The CARES Act also prohibited private collection agencies from sending collection letters or making outgoing collection calls to delinquent federal student loan borrowers, meaning CPAs cannot contact borrowers to notify them. of these programs and opportunities. The only way a borrower can find out about them is to read the FAQs on the Federal Student Aid website.
insideARM learns that the FSA has made an exception. CPAs can send ONE letter and make ONE phone call to the subset of borrowers who have expressed interest in one of these programs and have made at least one payment since January but have not yet completed their documentation. Without completed documentation, payments of $ 0 during forbearance will not count. One estimate suggests that there are around 150,000 borrowers in this category.
A letter and a phone call are rarely enough to get in touch with a borrower.

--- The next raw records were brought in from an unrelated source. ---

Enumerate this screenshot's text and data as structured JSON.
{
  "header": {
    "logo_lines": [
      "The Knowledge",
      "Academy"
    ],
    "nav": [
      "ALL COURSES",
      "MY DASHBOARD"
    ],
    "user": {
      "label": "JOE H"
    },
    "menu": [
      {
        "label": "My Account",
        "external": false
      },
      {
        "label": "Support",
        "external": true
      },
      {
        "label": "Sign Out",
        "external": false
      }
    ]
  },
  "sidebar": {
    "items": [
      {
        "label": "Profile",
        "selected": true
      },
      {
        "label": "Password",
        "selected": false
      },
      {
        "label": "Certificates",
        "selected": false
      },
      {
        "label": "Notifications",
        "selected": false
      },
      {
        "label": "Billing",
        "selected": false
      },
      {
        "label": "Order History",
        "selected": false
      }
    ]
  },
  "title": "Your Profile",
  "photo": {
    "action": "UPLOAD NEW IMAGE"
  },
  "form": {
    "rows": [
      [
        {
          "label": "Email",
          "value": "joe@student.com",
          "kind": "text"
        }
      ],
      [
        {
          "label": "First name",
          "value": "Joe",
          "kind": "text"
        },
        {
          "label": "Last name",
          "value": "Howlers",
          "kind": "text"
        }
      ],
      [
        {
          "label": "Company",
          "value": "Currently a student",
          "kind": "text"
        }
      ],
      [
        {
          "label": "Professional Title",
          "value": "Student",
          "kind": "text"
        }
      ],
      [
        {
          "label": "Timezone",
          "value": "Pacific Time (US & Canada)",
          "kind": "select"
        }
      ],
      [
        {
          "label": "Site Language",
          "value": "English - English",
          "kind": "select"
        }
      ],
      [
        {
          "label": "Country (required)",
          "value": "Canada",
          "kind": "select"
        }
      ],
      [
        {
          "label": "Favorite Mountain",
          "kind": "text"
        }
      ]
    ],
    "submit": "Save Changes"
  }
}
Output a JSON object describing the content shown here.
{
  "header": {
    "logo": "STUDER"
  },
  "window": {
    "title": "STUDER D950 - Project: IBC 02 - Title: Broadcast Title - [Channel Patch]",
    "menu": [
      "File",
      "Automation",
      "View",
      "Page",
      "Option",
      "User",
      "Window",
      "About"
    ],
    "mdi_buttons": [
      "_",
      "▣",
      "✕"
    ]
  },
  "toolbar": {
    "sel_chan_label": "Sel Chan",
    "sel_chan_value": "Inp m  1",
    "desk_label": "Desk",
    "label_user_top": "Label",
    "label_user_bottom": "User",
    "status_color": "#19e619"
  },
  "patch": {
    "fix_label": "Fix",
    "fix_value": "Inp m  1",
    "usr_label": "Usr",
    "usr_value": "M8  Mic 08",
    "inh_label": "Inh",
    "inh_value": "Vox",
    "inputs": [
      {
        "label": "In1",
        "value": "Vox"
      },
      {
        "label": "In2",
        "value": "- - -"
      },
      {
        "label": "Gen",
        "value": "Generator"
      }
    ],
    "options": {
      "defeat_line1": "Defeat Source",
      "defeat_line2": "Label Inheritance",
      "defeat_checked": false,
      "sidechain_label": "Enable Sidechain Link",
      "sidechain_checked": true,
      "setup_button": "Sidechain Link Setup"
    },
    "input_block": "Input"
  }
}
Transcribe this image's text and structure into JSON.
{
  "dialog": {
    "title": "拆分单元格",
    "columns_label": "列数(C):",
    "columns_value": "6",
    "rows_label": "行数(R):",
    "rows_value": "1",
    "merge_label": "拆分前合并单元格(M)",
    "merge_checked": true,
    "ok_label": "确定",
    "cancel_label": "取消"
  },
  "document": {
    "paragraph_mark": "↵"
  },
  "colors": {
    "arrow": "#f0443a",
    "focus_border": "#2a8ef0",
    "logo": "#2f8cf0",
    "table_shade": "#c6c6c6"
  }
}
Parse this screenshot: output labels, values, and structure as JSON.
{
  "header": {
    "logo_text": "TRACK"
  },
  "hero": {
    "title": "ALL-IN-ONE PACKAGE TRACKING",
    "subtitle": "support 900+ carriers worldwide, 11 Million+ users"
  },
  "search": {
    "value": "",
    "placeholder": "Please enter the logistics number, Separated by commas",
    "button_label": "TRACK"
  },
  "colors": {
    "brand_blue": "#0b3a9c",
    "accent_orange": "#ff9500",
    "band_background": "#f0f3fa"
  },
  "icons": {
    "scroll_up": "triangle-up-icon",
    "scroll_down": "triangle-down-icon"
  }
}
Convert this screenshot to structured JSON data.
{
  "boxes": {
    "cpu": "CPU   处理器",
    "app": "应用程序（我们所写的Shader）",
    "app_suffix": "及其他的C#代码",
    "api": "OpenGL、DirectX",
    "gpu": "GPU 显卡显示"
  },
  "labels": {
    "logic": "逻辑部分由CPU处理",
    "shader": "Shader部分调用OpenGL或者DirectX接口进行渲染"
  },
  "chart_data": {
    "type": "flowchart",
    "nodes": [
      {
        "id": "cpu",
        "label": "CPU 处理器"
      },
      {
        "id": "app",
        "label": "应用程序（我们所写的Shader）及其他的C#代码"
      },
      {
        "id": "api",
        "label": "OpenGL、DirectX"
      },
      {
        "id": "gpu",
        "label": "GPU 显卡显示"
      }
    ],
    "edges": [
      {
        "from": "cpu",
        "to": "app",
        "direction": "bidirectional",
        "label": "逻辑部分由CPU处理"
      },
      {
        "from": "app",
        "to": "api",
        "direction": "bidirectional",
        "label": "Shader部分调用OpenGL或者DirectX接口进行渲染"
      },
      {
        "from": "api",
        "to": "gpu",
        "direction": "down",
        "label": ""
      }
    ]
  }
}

To complicate matters, if the collector reaches a voicemail recording rather than a person but the recording does not specifically state the borrower’s name, due to privacy requirements, many PCAs will not leave a record. message.
This seems to deny thousands of borrowers the opportunity to take advantage of an incredible opportunity to rehabilitate their loan or obtain credit for a $ 0 rebate. The government got this one right in advance. Now is the time to put these plans to work. Let collectors contact borrowers. I’m not talking about garnishment. I’m not talking about requiring payment. I am talking about education and help with paperwork that could offer great relief to struggling consumers.
This question only exaggerates if the provisions of the CARES Act are extended.